Abstract

The litany of firms engaged in unethical business practices which ultimately triggered the 1999 “Principles of Corporate Governance” by the Organisation for Economic Co-operation and Development (OECD) and Sarbanes-Oxley Act (hereon SOX) of 2002 is seemingly endless. While SOX was a reasonable response to unethical corporate practices, it raises the following questions: 1). “How could these unethical practices have been prevented in the first place?” and 2). “Is there a better way to insure corporate governance than simply increasing governmental oversight and punishment for offenders?” An appealing response to these questions is “Yes – by enhancing training in virtue for all members of a corporate enterprise.” That is, while the “iron fist” of legislation such as SOX is important for both detecting (through greater oversight, whistleblower protection, et cetera) and deterring (by both increasing the probability one will be caught and enacting harsher penalties) white-collar crimes is necessary, it is not sufficient.
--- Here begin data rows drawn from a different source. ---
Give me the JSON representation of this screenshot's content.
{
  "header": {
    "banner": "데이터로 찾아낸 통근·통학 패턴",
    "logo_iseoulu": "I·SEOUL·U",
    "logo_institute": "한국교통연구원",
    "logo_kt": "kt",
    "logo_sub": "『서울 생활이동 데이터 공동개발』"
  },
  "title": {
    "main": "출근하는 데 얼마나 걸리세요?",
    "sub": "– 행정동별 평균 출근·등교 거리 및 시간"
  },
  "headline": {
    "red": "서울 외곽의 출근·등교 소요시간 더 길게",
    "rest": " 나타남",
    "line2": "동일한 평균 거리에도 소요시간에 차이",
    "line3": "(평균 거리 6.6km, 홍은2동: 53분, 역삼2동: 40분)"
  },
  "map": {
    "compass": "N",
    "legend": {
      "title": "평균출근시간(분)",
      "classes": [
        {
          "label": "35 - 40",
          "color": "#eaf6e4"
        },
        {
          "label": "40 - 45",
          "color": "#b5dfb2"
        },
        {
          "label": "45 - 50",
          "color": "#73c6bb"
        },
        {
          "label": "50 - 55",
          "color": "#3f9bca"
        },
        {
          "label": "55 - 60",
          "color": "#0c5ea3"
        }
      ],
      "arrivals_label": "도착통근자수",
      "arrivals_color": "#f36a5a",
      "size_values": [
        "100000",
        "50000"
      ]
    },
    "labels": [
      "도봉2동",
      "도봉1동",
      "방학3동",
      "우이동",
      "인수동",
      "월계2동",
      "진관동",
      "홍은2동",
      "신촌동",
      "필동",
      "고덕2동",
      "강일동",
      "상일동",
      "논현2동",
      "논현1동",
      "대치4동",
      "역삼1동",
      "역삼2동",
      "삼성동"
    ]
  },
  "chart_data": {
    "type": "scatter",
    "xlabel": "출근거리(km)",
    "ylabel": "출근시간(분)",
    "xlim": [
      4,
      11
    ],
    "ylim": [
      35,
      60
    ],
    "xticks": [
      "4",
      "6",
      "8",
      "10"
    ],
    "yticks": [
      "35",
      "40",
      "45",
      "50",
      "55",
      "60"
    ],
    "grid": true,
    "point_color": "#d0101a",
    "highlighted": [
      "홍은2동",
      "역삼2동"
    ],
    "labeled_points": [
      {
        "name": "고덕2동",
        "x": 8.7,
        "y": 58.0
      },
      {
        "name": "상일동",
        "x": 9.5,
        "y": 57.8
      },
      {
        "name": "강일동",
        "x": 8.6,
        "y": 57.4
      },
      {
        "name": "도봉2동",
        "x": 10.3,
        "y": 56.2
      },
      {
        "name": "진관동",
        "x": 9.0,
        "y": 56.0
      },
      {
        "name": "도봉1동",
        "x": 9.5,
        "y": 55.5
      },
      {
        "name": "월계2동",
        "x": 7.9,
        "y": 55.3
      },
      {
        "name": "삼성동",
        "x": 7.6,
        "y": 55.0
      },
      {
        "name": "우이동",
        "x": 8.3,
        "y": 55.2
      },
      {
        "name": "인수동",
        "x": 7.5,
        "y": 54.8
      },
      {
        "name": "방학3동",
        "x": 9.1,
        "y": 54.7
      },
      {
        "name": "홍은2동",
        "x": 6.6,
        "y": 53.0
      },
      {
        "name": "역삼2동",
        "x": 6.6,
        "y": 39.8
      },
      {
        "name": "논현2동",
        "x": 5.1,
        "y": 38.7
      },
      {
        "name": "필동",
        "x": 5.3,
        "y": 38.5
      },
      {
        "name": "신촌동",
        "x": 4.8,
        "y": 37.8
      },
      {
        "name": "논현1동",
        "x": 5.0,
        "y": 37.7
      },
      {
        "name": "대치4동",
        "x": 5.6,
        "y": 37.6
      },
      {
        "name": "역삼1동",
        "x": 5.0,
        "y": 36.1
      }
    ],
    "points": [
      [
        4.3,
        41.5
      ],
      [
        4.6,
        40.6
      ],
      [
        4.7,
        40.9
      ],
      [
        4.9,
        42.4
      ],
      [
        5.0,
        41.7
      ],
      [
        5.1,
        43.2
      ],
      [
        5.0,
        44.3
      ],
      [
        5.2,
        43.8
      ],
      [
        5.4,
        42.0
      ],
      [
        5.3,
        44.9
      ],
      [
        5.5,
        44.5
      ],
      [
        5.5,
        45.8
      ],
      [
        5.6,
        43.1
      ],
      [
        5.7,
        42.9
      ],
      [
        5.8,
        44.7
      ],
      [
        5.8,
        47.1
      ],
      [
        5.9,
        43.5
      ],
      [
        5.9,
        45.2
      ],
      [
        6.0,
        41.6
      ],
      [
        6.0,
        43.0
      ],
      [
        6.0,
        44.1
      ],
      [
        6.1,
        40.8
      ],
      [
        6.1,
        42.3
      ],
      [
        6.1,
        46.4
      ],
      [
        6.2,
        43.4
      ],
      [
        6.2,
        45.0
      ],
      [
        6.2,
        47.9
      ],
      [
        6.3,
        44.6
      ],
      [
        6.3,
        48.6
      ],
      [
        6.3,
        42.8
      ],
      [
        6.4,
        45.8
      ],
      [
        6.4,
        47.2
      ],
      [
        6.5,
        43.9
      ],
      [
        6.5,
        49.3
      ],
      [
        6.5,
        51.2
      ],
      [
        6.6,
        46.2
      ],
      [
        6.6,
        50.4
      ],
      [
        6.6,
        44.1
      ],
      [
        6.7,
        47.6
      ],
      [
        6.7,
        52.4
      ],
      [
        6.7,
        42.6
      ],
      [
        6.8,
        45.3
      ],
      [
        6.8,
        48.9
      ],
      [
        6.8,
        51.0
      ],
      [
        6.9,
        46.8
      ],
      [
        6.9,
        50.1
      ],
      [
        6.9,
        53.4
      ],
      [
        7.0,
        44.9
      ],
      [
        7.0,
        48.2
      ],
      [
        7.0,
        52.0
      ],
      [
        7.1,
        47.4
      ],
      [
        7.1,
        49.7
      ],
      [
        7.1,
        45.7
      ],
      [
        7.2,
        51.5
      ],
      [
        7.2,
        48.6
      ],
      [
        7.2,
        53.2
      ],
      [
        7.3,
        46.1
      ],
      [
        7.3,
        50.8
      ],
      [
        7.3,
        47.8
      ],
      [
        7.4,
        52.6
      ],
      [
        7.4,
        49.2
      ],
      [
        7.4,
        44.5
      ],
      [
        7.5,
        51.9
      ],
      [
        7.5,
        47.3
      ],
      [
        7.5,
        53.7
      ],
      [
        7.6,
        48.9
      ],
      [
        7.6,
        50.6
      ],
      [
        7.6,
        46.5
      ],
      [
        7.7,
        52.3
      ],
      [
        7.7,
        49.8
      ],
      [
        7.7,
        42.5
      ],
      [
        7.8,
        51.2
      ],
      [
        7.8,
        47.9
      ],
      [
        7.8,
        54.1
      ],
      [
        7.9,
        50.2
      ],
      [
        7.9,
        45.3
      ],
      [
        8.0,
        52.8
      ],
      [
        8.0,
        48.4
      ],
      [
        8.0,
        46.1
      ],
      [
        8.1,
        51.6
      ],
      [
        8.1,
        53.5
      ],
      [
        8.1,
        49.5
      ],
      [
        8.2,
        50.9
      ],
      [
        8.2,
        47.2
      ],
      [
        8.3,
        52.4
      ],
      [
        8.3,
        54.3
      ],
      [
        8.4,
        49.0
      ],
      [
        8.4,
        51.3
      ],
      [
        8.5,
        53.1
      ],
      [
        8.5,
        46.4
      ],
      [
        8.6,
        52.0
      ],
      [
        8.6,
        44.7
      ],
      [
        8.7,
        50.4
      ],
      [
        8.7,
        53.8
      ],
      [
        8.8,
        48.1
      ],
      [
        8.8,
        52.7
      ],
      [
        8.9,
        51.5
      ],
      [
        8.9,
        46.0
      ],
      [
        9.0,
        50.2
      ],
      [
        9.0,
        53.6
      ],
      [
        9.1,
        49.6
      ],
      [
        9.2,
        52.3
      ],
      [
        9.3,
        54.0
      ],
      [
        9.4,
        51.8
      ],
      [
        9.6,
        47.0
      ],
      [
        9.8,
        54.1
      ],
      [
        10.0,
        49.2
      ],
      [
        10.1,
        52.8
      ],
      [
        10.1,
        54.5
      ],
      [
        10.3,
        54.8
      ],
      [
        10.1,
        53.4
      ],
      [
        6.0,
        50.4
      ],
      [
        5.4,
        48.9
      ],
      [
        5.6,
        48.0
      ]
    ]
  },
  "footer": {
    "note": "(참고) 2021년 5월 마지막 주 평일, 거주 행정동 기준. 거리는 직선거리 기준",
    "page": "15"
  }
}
Further change must be initiated from within. Such change, it will be argued, is best actuated through the velvet glove of training in virtue. That is, while the iron fist of laws which align with conduct-based ethical theories dealing with consequences (teleological) and duties (deontological) are critical, they can only take us so far. Virtue-based theories focus on character (Arjoon, 2005; Northouse, 2013) and could be summarized as “Doing the right thing when no one else is looking.” Due to the practical limitations of greater detection/deterrence resulting from limited government resources for increasing oversight as well as the high costs of prosecuting/incarcerating wrongdoers, it is argued hereon that training in virtue has the potential to improve both the effectiveness (through fewer incidents) and efficiency (through lower costs of implementation) of corporate governance.